A business traveler’s guide to luggage and packing
Here's your guide to successful packing for business travel.

You've got your meeting notes completely memorized, you know your company's game plan and now there's only one priority left to tackle: packing. While this task may seem rather trivial, what you pack or don't pack can have quite an unexpected impact upon your business travel. The amount of luggage you bring could potentially lead to unforeseen costs at the airport gate, and forgetting a few essential items can only add to the stress of navigating an important work-related trip. Take a look at some of these luggage and packing tips to make the most of your business travel:

Never check your luggage

If you need to fly for a work-related trip, there's rarely ever a reason that justifies checking your luggage. Odds are you don't need to bring that much stuff with you, and checking luggage only increases your risk of running into obstacles. Besides saving you or your company money by sticking to one carry-on bag, you don't want to have to deal with the nightmare of having an airline lose or damage your checked luggage. And once you arrive at your destination, you can simply grab your bag and be on the go.

Don't overpack

It's easy to adapt to the mentality that you might as well should bring all sorts of clothes and accessories along with you, as a precautionary strategy. However, besides whatever you need specifically for a client meeting or networking opportunity, there's really not too much else you should take with you that will benefit your business travel. No matter how long you'll be staying somewhere for work, packing two suits with you should be more than enough to get you through the trip. You can even save room in your suitcase by wearing one of your suits on the plane. A good rule of thumb when it comes to packing is if you're on the fence about bringing a particular item, you probably don't need it.
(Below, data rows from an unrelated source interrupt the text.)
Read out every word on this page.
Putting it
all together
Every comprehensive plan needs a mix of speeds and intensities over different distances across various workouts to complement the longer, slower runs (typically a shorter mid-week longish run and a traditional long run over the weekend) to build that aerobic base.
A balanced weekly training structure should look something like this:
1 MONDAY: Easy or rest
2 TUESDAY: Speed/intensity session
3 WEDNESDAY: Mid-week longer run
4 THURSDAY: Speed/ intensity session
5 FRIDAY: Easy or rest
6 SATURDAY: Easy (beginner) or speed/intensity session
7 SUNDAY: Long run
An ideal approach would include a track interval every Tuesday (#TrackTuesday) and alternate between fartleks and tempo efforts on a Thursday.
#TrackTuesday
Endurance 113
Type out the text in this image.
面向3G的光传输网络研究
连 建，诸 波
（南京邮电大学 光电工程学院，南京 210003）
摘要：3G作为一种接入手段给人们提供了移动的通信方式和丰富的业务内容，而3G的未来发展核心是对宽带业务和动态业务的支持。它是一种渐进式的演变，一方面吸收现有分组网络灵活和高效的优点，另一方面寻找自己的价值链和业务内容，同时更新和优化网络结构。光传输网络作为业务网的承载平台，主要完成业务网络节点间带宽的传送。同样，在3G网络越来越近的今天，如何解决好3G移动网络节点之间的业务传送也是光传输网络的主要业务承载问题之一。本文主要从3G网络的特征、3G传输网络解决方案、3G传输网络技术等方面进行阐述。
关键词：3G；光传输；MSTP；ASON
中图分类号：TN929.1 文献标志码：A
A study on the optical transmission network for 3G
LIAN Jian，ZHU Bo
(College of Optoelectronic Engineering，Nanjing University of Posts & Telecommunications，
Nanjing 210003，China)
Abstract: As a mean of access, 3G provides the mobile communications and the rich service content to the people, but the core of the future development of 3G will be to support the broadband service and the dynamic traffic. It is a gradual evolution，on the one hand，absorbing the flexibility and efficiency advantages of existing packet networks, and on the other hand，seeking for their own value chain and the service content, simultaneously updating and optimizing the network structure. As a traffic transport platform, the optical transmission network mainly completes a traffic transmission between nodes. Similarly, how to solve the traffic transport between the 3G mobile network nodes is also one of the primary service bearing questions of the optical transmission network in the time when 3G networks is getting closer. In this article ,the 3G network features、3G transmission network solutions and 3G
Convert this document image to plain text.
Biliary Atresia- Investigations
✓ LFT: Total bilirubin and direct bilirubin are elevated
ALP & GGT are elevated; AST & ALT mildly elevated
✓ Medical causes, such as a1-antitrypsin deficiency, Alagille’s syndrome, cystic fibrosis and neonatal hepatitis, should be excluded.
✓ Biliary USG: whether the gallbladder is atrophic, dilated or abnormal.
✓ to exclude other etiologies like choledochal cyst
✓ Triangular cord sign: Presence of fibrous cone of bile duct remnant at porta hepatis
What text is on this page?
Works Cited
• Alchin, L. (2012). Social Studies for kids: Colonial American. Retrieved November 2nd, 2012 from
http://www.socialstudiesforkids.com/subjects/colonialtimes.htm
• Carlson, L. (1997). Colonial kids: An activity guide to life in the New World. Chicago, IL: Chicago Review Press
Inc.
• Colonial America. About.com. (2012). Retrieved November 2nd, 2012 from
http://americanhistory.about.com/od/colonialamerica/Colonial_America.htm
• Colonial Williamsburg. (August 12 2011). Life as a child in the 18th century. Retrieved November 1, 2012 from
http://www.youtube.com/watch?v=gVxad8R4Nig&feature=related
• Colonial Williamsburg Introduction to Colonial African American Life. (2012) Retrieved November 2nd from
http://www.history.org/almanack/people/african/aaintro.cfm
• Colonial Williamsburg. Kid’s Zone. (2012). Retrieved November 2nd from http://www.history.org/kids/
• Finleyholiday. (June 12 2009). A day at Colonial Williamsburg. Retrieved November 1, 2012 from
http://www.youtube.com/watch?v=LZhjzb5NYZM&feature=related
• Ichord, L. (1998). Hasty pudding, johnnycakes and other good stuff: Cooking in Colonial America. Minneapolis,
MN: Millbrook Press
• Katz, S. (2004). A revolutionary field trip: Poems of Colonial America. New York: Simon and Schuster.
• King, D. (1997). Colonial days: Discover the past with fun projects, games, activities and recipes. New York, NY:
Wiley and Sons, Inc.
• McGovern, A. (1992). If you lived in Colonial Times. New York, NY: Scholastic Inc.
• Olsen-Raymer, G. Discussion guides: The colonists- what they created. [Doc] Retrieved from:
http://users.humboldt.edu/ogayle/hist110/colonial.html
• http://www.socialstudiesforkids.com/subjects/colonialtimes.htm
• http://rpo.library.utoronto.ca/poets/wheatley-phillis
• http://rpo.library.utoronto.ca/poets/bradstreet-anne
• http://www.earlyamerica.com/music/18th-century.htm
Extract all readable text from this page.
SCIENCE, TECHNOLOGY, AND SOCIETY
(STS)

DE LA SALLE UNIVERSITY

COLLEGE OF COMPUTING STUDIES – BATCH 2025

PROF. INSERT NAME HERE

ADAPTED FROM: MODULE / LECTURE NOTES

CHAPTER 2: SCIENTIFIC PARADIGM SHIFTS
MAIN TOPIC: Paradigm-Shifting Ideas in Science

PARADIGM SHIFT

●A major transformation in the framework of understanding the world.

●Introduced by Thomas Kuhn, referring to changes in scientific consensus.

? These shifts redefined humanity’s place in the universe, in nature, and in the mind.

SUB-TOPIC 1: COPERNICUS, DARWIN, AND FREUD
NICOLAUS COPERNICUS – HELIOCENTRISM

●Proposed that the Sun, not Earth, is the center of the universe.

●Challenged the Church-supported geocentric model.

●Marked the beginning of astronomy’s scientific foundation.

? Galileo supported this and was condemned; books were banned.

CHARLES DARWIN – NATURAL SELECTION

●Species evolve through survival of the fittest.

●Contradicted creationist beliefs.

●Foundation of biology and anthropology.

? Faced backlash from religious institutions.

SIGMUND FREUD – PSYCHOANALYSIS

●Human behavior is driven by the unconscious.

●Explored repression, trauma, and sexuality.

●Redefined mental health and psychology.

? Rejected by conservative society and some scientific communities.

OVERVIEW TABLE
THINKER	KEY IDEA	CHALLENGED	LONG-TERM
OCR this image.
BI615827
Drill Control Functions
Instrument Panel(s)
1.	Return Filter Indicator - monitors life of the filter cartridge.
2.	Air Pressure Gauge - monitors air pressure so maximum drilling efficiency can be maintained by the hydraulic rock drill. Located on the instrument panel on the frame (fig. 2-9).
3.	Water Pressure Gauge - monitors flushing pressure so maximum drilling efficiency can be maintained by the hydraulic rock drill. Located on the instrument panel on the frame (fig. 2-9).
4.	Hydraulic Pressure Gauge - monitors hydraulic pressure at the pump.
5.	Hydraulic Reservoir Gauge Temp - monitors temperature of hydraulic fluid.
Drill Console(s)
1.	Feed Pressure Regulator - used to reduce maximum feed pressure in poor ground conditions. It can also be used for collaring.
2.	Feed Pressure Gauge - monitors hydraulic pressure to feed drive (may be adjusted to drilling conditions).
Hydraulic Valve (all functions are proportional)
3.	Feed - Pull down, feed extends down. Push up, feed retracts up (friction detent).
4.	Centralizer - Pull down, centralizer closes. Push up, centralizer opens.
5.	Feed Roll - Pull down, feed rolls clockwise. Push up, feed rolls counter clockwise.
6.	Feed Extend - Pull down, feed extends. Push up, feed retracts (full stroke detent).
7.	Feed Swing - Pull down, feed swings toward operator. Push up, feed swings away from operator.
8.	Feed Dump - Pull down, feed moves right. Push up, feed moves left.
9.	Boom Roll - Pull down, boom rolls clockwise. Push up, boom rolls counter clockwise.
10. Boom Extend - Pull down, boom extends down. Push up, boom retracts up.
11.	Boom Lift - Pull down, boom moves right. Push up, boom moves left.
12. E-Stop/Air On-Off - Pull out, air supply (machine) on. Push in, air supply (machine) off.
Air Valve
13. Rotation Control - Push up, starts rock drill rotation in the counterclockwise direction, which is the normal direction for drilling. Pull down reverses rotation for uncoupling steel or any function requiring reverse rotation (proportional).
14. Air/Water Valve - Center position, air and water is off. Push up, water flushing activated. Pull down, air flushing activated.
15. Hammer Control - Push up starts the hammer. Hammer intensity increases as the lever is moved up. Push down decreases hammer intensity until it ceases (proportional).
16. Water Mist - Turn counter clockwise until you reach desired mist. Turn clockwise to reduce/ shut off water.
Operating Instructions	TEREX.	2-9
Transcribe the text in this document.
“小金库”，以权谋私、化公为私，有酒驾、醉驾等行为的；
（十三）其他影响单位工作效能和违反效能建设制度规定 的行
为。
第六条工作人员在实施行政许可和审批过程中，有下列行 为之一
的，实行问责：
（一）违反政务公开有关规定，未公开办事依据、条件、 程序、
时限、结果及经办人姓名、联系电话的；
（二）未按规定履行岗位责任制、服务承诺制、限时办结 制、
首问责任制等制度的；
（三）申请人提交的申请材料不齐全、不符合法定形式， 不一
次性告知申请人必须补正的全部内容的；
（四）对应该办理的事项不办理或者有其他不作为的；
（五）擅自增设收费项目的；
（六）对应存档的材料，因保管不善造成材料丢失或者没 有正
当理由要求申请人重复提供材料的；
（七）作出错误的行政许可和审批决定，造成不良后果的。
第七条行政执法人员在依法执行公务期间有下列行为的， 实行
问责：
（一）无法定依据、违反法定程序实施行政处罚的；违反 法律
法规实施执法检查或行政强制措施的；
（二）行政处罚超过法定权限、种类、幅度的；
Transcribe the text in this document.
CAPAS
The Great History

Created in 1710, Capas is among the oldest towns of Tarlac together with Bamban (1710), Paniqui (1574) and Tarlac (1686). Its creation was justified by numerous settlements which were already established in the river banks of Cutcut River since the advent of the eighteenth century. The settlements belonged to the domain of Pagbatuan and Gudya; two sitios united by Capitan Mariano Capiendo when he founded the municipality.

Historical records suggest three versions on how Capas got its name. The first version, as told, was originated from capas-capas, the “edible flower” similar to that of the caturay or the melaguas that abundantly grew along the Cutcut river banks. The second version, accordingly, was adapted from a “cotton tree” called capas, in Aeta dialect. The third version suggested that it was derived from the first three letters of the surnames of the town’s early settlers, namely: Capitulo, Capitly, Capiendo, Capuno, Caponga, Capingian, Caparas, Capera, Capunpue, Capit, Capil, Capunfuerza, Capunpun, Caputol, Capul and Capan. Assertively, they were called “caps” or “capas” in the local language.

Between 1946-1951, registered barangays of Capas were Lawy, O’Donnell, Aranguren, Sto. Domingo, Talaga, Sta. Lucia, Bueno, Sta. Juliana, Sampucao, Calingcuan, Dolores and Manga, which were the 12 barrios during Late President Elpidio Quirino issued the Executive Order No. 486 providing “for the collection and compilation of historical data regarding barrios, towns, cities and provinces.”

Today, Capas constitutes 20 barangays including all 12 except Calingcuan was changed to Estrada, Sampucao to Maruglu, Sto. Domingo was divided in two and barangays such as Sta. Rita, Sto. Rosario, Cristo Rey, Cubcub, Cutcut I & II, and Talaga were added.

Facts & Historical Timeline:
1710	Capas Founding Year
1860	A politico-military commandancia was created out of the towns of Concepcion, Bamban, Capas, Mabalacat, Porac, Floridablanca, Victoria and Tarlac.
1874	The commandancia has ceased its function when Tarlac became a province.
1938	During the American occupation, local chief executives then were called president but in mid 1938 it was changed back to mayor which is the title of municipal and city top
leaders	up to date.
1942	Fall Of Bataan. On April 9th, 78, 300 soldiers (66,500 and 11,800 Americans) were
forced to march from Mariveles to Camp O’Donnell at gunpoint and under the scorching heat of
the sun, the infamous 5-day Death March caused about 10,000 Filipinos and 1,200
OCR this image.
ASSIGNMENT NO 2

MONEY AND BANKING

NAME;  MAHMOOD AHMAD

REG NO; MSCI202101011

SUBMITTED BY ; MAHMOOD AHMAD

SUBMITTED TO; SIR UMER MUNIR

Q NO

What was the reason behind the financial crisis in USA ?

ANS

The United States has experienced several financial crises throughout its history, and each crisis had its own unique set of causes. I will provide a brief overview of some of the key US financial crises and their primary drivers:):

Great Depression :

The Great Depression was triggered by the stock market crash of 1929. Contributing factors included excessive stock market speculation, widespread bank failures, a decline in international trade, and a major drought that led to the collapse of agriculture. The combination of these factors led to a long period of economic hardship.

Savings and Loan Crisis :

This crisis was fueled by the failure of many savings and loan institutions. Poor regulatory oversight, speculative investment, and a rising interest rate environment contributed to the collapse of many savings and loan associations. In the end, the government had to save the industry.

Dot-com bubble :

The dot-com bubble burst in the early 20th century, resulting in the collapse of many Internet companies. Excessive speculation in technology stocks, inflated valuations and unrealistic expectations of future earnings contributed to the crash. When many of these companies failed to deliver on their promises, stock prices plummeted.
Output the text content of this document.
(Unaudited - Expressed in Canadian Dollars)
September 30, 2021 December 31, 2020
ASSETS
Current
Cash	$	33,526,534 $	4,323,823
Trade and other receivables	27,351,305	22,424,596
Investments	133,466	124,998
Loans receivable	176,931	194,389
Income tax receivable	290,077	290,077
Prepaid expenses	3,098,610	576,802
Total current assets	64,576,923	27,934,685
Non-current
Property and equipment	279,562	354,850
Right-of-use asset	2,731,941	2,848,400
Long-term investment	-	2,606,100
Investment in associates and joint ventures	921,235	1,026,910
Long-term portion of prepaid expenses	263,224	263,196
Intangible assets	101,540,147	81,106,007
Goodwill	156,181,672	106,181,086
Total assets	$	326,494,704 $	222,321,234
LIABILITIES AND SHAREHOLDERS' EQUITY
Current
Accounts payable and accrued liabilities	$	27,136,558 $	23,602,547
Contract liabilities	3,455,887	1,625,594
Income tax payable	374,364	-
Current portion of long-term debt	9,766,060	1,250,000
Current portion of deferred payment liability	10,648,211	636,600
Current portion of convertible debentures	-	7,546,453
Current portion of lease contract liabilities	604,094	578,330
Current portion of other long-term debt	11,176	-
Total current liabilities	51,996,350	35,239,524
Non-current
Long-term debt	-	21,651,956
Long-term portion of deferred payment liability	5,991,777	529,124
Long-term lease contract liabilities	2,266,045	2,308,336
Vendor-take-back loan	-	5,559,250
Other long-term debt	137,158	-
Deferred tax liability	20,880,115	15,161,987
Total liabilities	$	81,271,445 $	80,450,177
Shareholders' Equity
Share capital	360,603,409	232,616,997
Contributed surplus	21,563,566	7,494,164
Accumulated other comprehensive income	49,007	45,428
Always avoid checking in your luggage and only bring a carry on bag with you. Always avoid checking in your luggage and only bring a carry-on bag with you.

Bring the right clothes

When it comes to deciding on what to wear, the trick is not to overthink things. For colors, the darker the better, and bringing a few black dress shirts, skirts or slacks is generally the way to go. As previously stated, you don't need to take too many suits with you, and make sure to pack any dress shirts in dry cleaner bags, which will help minimize wrinkles. Check to see if where you're staying provides laundry services, or if there's a laundromat nearby. If so, that means you don't have to pack nearly as many clothes as you think, and you can always reuse your attire after cleaning it.  

Bring backup

When it comes to using electronics, you can never quite be prepared for a technological disaster. The best you can do is plan for the worst, which can require a little work before taking off. For starters, be sure to check all the batteries for any device you will need during your trip, and even bring backup batteries along with. Make sure you have all the necessary charging accessories for everything from your phone to laptop to even an electric shaver. If you're nervous about possible computer issues, save any information or presentations you'll be using on an external hard drive, or you can even upload documents to a cloud based service like Google Drive, which can be accessed anywhere with an Internet connection. 

Essential accessories

When it comes to determining all the other accessories to bring, the best tip is to always keep things simple. For your carry-on bag, make sure it has wheels, as lugging a bag around an airport can get a little tiring after a while. As for toiletries, don't fret if you forget to pack toothpaste or shampoo. Always take advantage of the hotel amenities they'll have waiting for you in your room, which can come in handy if you've had any gels or liquids confiscated at airport security. In the end, just remember that you're here on business, so try not to complicate things by quarreling over what to pack.